Wednesday, March 30, 2011

Twilight (and Friends) by Stephenie Meyer

By "friends" I mean the rest of the series. I read them last year and it took me about 2 weeks to read all 4.

Ehh...they weren't really my type of book, but I found them to be a good enough read. It fits well in the teen romance genre (which I have enough of a bone to pick with)--girl meets boy, girl falls in love with boy, girl can't be with boy. It was pretty predictable over all.

However, the cult that came from it scares me. The part where Edward leaves Bella to save her life, I fear leaves girls with a misguided sense of male/female relations. Girls these days already have enough issues about being single that giving them hope that when a guy dumps them it is for an altruistic reason is detremental to society. Maybe if Bella and Edward were 30 and sensible the message would be better, but as an impressionable 15 year old (the age group this book is aimed towards) these books don't send a positive message. I've decided that they deserve a PG-25 rating (mental age of course) and I RARELY rate books and movies.

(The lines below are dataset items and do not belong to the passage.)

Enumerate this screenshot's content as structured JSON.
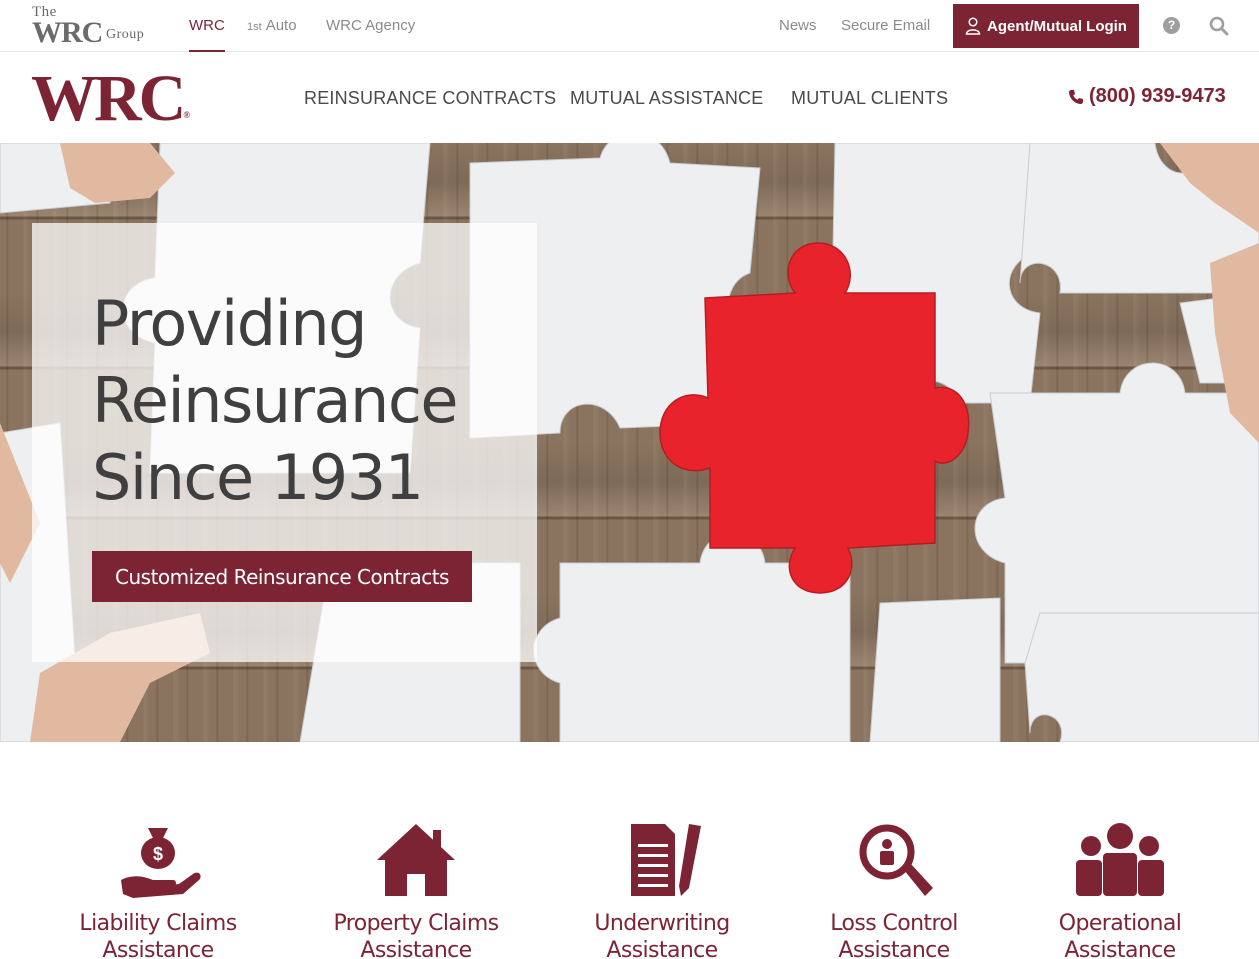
{
  "topbar": {
    "group_logo": {
      "the": "The",
      "wrc": "WRC",
      "group": "Group"
    },
    "links": {
      "wrc": "WRC",
      "first_auto_num": "1st",
      "first_auto_word": "Auto",
      "agency": "WRC Agency",
      "news": "News",
      "secure_email": "Secure Email"
    },
    "login_label": "Agent/Mutual Login",
    "help_glyph": "?"
  },
  "nav": {
    "logo_text": "WRC",
    "logo_mark": "®",
    "items": [
      "Reinsurance Contracts",
      "Mutual Assistance",
      "Mutual Clients"
    ],
    "phone": "(800) 939-9473"
  },
  "hero": {
    "title_lines": [
      "Providing",
      "Reinsurance",
      "Since 1931"
    ],
    "button_label": "Customized Reinsurance Contracts"
  },
  "services": [
    {
      "line1": "Liability Claims",
      "line2": "Assistance",
      "icon": "money-bag-hand-icon"
    },
    {
      "line1": "Property Claims",
      "line2": "Assistance",
      "icon": "house-icon"
    },
    {
      "line1": "Underwriting",
      "line2": "Assistance",
      "icon": "document-pencil-icon"
    },
    {
      "line1": "Loss Control",
      "line2": "Assistance",
      "icon": "magnifier-person-icon"
    },
    {
      "line1": "Operational",
      "line2": "Assistance",
      "icon": "team-icon"
    }
  ],
  "colors": {
    "brand": "#7d2434",
    "puzzle_red": "#e8232b",
    "muted_link": "#8a8a8a",
    "wood": "#7e6b58"
  }
}
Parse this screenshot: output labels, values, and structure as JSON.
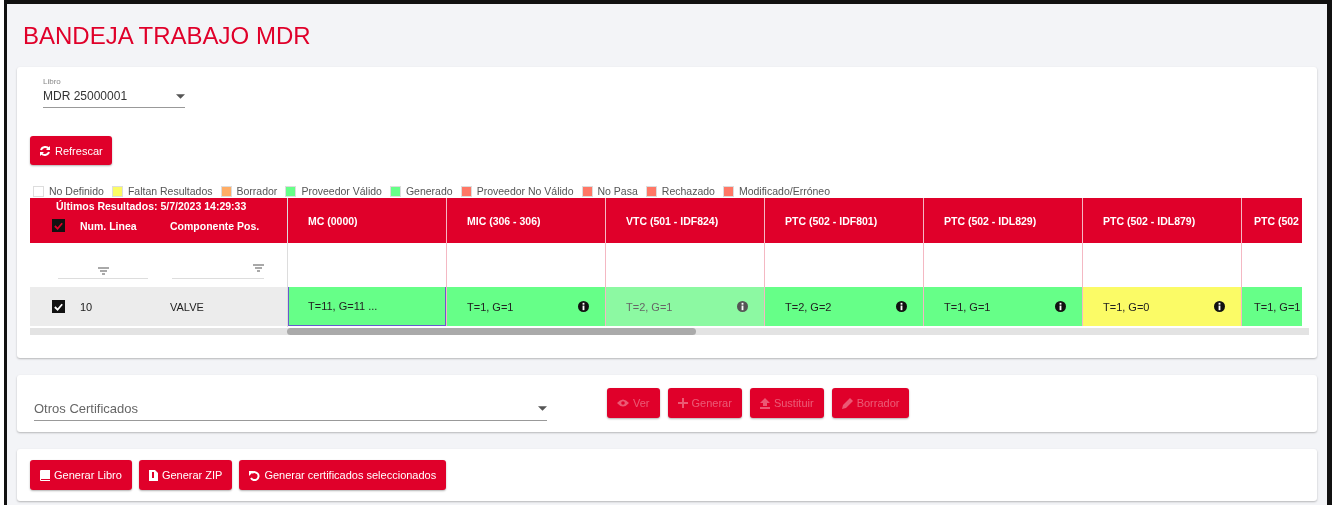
{
  "title": "BANDEJA TRABAJO MDR",
  "libro": {
    "label": "Libro",
    "value": "MDR 25000001"
  },
  "refresh_button": "Refrescar",
  "legend": [
    {
      "label": "No Definido",
      "color": "#ffffff"
    },
    {
      "label": "Faltan Resultados",
      "color": "#fbfb66"
    },
    {
      "label": "Borrador",
      "color": "#ffad66"
    },
    {
      "label": "Proveedor Válido",
      "color": "#66ff88"
    },
    {
      "label": "Generado",
      "color": "#66ff88"
    },
    {
      "label": "Proveedor No Válido",
      "color": "#ff7766"
    },
    {
      "label": "No Pasa",
      "color": "#ff7766"
    },
    {
      "label": "Rechazado",
      "color": "#ff7766"
    },
    {
      "label": "Modificado/Erróneo",
      "color": "#ff7766"
    }
  ],
  "table": {
    "last_results": "Últimos Resultados: 5/7/2023 14:29:33",
    "all_checked": true,
    "frozen_columns": [
      "Num. Linea",
      "Componente Pos."
    ],
    "columns": [
      "MC (0000)",
      "MIC (306 - 306)",
      "VTC (501 - IDF824)",
      "PTC (502 - IDF801)",
      "PTC (502 - IDL829)",
      "PTC (502 - IDL879)",
      "PTC (502"
    ],
    "rows": [
      {
        "checked": true,
        "line": "10",
        "component": "VALVE",
        "cells": [
          {
            "text": "T=11, G=11 ...",
            "color": "#66ff88",
            "info": false,
            "muted": false,
            "selected": true
          },
          {
            "text": "T=1, G=1",
            "color": "#66ff88",
            "info": true,
            "muted": false,
            "selected": false
          },
          {
            "text": "T=2, G=1",
            "color": "#8cf9a2",
            "info": true,
            "muted": true,
            "selected": false
          },
          {
            "text": "T=2, G=2",
            "color": "#66ff88",
            "info": true,
            "muted": false,
            "selected": false
          },
          {
            "text": "T=1, G=1",
            "color": "#66ff88",
            "info": true,
            "muted": false,
            "selected": false
          },
          {
            "text": "T=1, G=0",
            "color": "#fbfb66",
            "info": true,
            "muted": false,
            "selected": false
          },
          {
            "text": "T=1, G=1",
            "color": "#66ff88",
            "info": false,
            "muted": false,
            "selected": false
          }
        ]
      }
    ]
  },
  "otros": {
    "placeholder": "Otros Certificados"
  },
  "cert_buttons": [
    {
      "kind": "eye",
      "label": "Ver",
      "disabled": true
    },
    {
      "kind": "plus",
      "label": "Generar",
      "disabled": true
    },
    {
      "kind": "upload",
      "label": "Sustituir",
      "disabled": true
    },
    {
      "kind": "pen",
      "label": "Borrador",
      "disabled": true
    }
  ],
  "actions": [
    {
      "kind": "book",
      "label": "Generar Libro"
    },
    {
      "kind": "zip",
      "label": "Generar ZIP"
    },
    {
      "kind": "undo",
      "label": "Generar certificados seleccionados"
    }
  ]
}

As for the movie (Twilight), I must be crazy because when it came to the way Edward was portrayed, I thought they did it fine. When I read the book, I felt that Edward was very unsure of himself and timid--just as he was in the movie. He leaving in book 2 and his actions in the final 2 books BOTH show that he wasn't comfortable with his situation and would rather crawl into a hole and die. I'm not sure why so many folks I talked to thought that Edward had been ruined--I thought Robert Pattinson's portrayal was dead on. Maybe this is a indicator that girls were viewing Edward as the "Knight in Shining Armor" willing to face down anything for the woman he loves and is afraid of nothing. The first might be true, but the latter, definitely NOT.

Anyway, this is my opinion on this book. I'll probably be putting my copies up for sale in the coming months (they're at home right now while I'm at school). It's not something that I'll be reading again any time soon. But go ahead and read it for yourself--like I said, it wasn't my type of book to begin with--it would already have been a one time read before I started.